Contó que lo que mató a su esposa no fue violencia directa, sino una política aplicada sin margen, sin tiempo, sin compasión. “No fue un cuchillo, no fue un machete”, repitió. Fue la aplicación abrupta de una nueva medida que dejó sin opciones a muchas personas, especialmente mujeres embarazadas. Su esposa, una de ellas.

Ronald Jean

Él no acusa al pueblo dominicano. Agradece a quienes le han pagado su trabajo, a quienes lo han tratado con respeto. Pero sí pide a las autoridades dominicanas que tengan en cuenta el impacto humano de sus decisiones. “Solo les pido que tomen en cuenta esto, para que otra haitiana no muera como murió mi esposa”.

Ahora, Ronald se enfrenta a una doble carga: la de un duelo sin tiempo para sanar, y la de ser padre solo. “No puedo salir a trabajar y dejar a mis hijos solos. Su mamá ya no está”, dijo con dolor.

Se dirigió a las autoridades haitianas. Les habló con la misma franqueza con la que habló a los dominicanos. Les reclamó su ausencia, su abandono. “Mi país está invadido por la inseguridad y yo estoy trabajando en vano aquí, en República Dominicana. Nadie ve la miseria que pasamos, solo Dios”.
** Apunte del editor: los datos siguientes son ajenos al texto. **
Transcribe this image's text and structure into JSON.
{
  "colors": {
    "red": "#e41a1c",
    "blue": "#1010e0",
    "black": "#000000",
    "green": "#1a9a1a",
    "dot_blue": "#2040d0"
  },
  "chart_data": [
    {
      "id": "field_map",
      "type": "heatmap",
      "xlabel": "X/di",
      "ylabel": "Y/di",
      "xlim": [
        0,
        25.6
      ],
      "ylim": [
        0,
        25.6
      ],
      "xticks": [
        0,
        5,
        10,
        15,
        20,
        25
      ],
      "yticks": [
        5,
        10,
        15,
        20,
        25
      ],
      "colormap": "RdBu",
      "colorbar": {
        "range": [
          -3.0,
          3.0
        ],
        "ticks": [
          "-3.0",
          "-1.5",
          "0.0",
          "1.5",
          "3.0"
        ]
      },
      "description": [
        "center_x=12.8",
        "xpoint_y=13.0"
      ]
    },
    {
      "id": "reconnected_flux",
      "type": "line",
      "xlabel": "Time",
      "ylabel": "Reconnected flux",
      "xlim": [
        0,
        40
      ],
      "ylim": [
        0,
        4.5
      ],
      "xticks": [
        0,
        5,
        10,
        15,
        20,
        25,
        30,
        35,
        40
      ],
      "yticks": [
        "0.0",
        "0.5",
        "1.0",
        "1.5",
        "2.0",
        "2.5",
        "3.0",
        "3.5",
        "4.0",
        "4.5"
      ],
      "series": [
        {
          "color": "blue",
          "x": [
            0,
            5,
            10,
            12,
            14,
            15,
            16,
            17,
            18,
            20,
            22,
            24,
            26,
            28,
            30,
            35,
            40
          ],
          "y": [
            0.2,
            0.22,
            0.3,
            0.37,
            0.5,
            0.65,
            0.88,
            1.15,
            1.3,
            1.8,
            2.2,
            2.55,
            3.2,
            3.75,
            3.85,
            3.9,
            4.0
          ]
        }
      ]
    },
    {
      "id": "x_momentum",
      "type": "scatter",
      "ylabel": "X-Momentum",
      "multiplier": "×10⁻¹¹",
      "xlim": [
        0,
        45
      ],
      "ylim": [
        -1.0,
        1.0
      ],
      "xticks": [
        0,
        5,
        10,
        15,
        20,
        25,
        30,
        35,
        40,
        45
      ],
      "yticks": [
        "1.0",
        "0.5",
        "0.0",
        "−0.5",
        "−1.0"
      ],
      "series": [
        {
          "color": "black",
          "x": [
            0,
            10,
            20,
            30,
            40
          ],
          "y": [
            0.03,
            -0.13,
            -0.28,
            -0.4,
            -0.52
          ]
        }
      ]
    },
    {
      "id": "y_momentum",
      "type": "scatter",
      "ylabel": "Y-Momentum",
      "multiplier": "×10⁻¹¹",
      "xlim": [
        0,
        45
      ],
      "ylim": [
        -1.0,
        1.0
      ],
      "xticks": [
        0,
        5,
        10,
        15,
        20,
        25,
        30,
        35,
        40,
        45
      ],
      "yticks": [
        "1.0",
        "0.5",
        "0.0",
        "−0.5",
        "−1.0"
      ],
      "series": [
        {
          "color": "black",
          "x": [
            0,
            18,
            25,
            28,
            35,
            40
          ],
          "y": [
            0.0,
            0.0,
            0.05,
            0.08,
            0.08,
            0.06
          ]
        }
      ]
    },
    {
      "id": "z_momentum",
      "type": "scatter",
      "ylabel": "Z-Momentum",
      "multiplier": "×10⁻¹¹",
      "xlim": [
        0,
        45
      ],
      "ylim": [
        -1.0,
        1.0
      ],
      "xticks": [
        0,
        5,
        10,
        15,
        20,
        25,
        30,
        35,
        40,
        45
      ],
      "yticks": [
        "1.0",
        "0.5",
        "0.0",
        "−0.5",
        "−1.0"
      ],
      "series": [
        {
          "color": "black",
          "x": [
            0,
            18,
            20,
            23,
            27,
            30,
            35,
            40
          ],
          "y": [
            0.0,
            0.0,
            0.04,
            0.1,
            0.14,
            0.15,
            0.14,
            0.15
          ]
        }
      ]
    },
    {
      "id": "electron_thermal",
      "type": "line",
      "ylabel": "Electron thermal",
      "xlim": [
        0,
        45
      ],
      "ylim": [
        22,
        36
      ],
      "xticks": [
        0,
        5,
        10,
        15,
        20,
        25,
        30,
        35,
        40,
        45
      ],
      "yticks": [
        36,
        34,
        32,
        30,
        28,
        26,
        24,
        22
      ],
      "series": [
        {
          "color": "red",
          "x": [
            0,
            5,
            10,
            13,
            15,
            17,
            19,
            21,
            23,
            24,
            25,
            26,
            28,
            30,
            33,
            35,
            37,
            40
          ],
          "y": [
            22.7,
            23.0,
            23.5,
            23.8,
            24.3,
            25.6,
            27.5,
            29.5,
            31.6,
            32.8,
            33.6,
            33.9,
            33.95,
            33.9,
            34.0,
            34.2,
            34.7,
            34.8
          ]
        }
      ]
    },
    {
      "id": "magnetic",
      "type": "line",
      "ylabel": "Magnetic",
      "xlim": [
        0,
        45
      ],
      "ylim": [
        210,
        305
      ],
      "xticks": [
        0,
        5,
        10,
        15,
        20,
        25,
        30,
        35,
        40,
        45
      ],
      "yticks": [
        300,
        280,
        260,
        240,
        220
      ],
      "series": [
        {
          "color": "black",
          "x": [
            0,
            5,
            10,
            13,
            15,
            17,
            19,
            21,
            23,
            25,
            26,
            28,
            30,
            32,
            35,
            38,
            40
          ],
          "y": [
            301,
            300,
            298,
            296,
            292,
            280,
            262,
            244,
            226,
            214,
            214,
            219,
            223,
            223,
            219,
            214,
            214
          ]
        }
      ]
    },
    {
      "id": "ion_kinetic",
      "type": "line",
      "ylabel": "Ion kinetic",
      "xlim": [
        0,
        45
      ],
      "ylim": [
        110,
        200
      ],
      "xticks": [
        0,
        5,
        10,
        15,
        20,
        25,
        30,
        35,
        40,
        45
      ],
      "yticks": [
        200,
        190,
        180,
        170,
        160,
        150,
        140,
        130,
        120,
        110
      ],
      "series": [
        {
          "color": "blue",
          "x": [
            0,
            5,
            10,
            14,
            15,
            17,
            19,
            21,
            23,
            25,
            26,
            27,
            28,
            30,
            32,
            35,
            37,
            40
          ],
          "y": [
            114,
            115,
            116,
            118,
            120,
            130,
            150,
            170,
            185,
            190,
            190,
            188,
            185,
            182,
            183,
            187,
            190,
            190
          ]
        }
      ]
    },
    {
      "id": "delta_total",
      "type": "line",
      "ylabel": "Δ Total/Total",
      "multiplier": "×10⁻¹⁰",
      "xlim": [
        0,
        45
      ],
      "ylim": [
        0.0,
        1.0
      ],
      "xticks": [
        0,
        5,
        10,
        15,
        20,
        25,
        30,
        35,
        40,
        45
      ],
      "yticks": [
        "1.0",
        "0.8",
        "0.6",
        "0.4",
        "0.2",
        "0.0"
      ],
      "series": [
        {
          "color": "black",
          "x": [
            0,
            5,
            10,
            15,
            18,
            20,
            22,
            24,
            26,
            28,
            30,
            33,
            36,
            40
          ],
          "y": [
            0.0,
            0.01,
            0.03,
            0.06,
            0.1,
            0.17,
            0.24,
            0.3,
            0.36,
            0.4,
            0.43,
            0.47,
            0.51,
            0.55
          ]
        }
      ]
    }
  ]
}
Llamó a la diáspora haitiana, a los defensores de derechos humanos, a quienes viven en Canadá, en Miami, en cualquier parte del mundo. Les pidío que presionen, que hablen, que no olviden. “Queremos trabajar en nuestro país, vivir allá en paz. Pero allá solo hay armas, bandas, caos”.

Para Ronald, la isla no debería estar dividida por el idioma. Haití y República Dominicana comparten suelo, historia, dolor. “Si una nación comete errores contra nosotros, debemos unirnos, no maltratarnos entre nosotros mismos”, dijo. Y propone algo más grande: construir relaciones comerciales, aprender a vivir como hermanos.

Él, como muchos otros, es un ciudadano más en territorio dominicano. Pero también es un esposo que acaba de perder a su compañera de vida en sus propias manos. “El dolor está acabando conmigo. Mis hijos están en condiciones vulnerables. Este mensaje va para el presidente, pero también para las bandas de Haití. Que vean lo que estamos pasando los haitianos por el mundo”.

Ronald quiere que recuerden a Lourdia, su esposa “como una mujer valiente que, como muchos otros, dejó su país buscando algo mejor. Lo único que encontró fue la muerte".

Con la voz ya quebrada, Ronald hizo una última súplica: “Queremos dejar de pasar miseria y vergüenza en tierras ajenas. Queremos volver. Queremos vivir”.